C’est un jour d’été finissant et rempli de taches de couleurs. Sur l’herbe rase, les feuilles découpent des zones d’ombre nettes et floues. Toutes les nuances qui vont du vert pomme au bleu foncé. C’est un pré impressionniste. Un pré peint à la main. Un pré au bord de l’automne. Un pré fait pour ses mains. Elle marche, je marche. Elle regarde le ciel bleu pétrole et les feuilles des arbres. Elle me demande si l’automne arrive et quand les feuilles des arbres tombent. Je réfléchis. Elle et moi avons toujours les mêmes questions. Et les mêmes réponses. Je regarde les arbres. Pourquoi les feuilles tombent ? Pourquoi les feuilles devraient tomber un jour, alors qu’il fait si beau ? Alors qu’il fait si chaud ? Chaque année les feuilles rouillent et sèchent. Personne ne s’étonne. Personne ne s’énerve. Je voudrais bien qu’on m’explique. Je voudrais bien m’énerver.
Je la regarde. Alors, les feuilles s’arrêtent de tomber.

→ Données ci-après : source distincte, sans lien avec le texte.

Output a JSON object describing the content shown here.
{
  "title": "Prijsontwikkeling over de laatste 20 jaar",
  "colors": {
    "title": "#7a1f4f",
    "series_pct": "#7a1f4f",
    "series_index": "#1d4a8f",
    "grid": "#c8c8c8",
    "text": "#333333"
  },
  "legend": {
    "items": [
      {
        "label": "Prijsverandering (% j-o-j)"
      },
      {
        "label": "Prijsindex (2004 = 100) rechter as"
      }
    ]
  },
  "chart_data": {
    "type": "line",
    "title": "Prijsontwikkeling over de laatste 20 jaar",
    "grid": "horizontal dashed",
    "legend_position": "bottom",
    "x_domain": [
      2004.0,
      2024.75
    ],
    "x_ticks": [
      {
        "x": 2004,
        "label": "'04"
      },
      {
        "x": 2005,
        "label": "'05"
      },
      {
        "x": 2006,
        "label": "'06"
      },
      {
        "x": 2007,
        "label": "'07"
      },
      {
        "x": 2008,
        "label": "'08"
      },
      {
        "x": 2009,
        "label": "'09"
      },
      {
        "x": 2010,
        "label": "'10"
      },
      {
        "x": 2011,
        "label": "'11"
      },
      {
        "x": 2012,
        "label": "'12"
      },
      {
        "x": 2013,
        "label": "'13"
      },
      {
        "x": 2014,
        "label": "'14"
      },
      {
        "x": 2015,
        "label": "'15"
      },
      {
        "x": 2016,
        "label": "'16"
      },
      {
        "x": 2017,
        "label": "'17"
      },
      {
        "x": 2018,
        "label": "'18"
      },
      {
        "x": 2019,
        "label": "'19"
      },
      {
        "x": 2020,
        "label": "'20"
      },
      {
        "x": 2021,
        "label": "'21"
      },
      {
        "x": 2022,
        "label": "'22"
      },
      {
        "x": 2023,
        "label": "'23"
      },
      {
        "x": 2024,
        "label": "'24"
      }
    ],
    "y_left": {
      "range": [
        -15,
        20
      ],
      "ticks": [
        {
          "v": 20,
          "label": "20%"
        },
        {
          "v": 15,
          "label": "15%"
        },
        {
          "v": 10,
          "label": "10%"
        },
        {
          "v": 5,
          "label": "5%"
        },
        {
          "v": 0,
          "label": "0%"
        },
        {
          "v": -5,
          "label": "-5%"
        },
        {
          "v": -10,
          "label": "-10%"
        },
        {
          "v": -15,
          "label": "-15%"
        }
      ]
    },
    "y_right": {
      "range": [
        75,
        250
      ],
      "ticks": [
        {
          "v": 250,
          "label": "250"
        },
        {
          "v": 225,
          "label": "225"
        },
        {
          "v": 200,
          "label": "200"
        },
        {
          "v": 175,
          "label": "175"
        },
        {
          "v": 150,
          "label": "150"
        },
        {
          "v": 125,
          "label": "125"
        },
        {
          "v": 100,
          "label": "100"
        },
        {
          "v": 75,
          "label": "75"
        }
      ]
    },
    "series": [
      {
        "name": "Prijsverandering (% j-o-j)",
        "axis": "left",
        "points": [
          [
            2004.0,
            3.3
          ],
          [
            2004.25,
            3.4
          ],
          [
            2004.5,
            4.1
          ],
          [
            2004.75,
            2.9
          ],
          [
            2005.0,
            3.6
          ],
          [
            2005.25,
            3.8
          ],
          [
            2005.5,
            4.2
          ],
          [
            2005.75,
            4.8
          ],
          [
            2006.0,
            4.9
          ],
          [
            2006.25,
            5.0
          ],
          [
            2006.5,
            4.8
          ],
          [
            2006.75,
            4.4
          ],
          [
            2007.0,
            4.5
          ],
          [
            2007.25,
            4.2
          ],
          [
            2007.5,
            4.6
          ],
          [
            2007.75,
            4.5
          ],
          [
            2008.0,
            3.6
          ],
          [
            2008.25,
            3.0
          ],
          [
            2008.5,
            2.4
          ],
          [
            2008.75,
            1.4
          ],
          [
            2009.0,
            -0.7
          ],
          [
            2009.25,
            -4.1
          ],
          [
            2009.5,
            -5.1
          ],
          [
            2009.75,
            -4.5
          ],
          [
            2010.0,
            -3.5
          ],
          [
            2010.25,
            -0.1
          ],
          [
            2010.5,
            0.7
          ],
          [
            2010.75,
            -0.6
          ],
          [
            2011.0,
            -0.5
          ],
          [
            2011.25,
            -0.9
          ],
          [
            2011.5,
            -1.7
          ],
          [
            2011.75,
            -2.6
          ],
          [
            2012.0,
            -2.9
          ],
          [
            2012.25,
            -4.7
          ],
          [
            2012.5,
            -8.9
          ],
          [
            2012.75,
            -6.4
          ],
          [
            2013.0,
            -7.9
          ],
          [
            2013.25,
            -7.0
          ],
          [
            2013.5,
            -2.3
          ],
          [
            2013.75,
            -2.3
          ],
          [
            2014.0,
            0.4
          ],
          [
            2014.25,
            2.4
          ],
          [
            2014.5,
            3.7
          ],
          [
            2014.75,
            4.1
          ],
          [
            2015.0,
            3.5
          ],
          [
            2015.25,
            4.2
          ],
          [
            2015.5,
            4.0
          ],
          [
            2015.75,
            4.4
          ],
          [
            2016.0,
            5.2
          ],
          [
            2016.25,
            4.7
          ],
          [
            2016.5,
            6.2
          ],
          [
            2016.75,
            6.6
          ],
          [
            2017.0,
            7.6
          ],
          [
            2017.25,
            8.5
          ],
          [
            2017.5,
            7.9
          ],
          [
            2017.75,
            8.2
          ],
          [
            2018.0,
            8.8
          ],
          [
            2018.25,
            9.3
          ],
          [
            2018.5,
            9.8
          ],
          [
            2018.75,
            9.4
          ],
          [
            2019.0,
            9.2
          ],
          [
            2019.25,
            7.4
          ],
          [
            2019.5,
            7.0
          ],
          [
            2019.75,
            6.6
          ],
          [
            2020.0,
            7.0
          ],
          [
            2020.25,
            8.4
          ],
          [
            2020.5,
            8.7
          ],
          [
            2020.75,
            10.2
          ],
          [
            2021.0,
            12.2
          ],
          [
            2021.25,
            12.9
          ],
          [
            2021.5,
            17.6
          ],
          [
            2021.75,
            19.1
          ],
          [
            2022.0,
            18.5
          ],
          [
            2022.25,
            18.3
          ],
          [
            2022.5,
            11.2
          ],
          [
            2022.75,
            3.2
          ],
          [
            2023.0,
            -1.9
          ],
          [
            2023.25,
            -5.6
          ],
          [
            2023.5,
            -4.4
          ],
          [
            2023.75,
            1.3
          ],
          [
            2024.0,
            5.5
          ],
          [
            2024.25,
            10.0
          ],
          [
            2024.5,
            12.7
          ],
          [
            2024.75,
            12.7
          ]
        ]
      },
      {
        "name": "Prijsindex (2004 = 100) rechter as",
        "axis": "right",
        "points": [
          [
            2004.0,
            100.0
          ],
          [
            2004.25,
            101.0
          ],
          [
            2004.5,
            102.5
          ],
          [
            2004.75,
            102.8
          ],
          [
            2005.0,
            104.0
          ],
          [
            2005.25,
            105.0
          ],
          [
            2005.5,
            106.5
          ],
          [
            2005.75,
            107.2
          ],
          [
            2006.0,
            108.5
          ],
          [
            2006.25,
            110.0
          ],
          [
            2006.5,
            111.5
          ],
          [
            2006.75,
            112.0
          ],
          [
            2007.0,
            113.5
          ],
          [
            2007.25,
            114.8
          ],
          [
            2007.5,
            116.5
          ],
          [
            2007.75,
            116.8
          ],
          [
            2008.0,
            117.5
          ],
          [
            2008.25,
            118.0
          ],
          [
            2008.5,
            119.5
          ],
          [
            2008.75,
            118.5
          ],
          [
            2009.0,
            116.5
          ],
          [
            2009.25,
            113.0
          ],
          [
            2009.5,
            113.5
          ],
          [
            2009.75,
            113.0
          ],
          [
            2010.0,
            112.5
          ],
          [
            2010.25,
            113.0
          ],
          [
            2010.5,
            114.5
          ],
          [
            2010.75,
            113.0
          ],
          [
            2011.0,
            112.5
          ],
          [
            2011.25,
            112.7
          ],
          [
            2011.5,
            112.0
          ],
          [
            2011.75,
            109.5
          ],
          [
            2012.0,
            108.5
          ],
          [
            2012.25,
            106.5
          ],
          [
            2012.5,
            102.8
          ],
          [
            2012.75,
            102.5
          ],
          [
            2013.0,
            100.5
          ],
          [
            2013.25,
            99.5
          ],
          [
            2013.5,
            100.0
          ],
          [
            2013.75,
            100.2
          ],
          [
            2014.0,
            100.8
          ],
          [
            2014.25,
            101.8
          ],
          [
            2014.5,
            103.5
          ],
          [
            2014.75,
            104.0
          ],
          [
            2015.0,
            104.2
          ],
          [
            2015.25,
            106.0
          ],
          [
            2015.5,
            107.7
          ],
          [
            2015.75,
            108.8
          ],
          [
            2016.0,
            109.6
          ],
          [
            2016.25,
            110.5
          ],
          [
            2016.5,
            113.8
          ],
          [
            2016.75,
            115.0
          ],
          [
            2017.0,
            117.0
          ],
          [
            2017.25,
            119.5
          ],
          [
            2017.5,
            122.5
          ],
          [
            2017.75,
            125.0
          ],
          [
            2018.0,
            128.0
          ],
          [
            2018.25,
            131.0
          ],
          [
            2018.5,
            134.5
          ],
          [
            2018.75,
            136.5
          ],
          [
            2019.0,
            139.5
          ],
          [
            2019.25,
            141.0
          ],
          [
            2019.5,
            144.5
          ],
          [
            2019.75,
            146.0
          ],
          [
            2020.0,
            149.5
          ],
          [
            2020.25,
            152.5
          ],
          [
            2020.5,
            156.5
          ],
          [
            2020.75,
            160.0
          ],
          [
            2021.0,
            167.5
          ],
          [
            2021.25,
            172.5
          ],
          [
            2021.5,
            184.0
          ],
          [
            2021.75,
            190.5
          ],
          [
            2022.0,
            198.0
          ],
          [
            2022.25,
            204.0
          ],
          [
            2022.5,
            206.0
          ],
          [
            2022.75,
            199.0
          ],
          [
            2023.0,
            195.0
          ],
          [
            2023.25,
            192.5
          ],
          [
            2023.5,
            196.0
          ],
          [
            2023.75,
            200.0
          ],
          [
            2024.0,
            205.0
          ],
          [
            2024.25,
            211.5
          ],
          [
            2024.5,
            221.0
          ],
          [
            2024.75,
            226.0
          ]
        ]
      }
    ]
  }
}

Je marche seul et c’est le cœur de l’été. L’air est épais de chaleur. Je marche seul au cœur de l’été. L’ombre est fraîche au-dessous de mon arbre, bien planté au milieu du pré. Peu importe le temps et combien d’aubes ou combien de dimanches.
Elle arrivera dans le matin ou dans l’après-midi.

Elle reviendra le soir et moi, j’aurai le crépuscule heureux.

Promenades du dimanche sur le temps suspendu


Première promenade : entre deux rives.

Le dimanche, il fallait que tout s’arrête. Tout et vraiment tout.

Il fallait que le monde s’arrête, sauf, parfois, les travaux dans les champs. Moissonner. Faucher. Rentrer le foin. Vendanger aussi. La pluie se moque des semaines, la pluie tombe quand elle veut. La pluie tombe en semaine et s’arrête un samedi. La pluie se fout des dimanches. Alors, le dimanche se remplissait d’hommes et de femmes qui arpentaient les champs ou les vignes et posaient leurs semelles sales sur les dimanches immaculés.
Il fallait que tout s’arrête et tout s’arrêtait vraiment. Les heures duraient des heures et le silence était posé sur la terre comme un couvercle bleu ou gris.

Depuis, les dimanches ont passé, longs, immobiles, silencieux et bruyants. Les dimanches se sont remplis du bruit des enfants, de leurs pleurs, de leurs rires. Ils se sont remplis d’heures de travail. D’heures grises. De discussions agitées, de maisons à construire, d’arbres à tailler, de pelouses que les grillons parcourent et trouent de mille trous.

Ensuite, beaucoup de choses ont disparu et les dimanches sont devenus plus calmes, sans maison, sans arbres et sans grillons. Les enfants sont revenus. Ils dorment jusqu’à midi,  peut-être plus tard. Les enfants ne sont plus des enfants. Les dimanches ne sont plus les dimanches. Il reste cet espace suspendu dans le temps. Ces promenades dans l’air bleu d’une  vallée verte et l’hiver, la neige durcie qui craque sous mon poids.

Il y a peu, les dimanches ont pris une couleur nouvelle. L’ombre portée d’une lumière dorée s’est accrochée à mes nuages. Le ciel s’est ouvert un peu. C’était il y a peu. Quelques semaines ou quelques mois, quelle différence ? Ce qu’il y a de changé, c’est la lumière. Le temps. Et les chemins compliqués qui me conduisent vers les dimanches à venir, les dimanches pas encore nés où j’irai regarder les nuages baignés de lumière blonde.

Je pars me promener dans le temps suspendu. Le temps à venir. Entre aujourd’hui et demain. Entre ici et le lointain.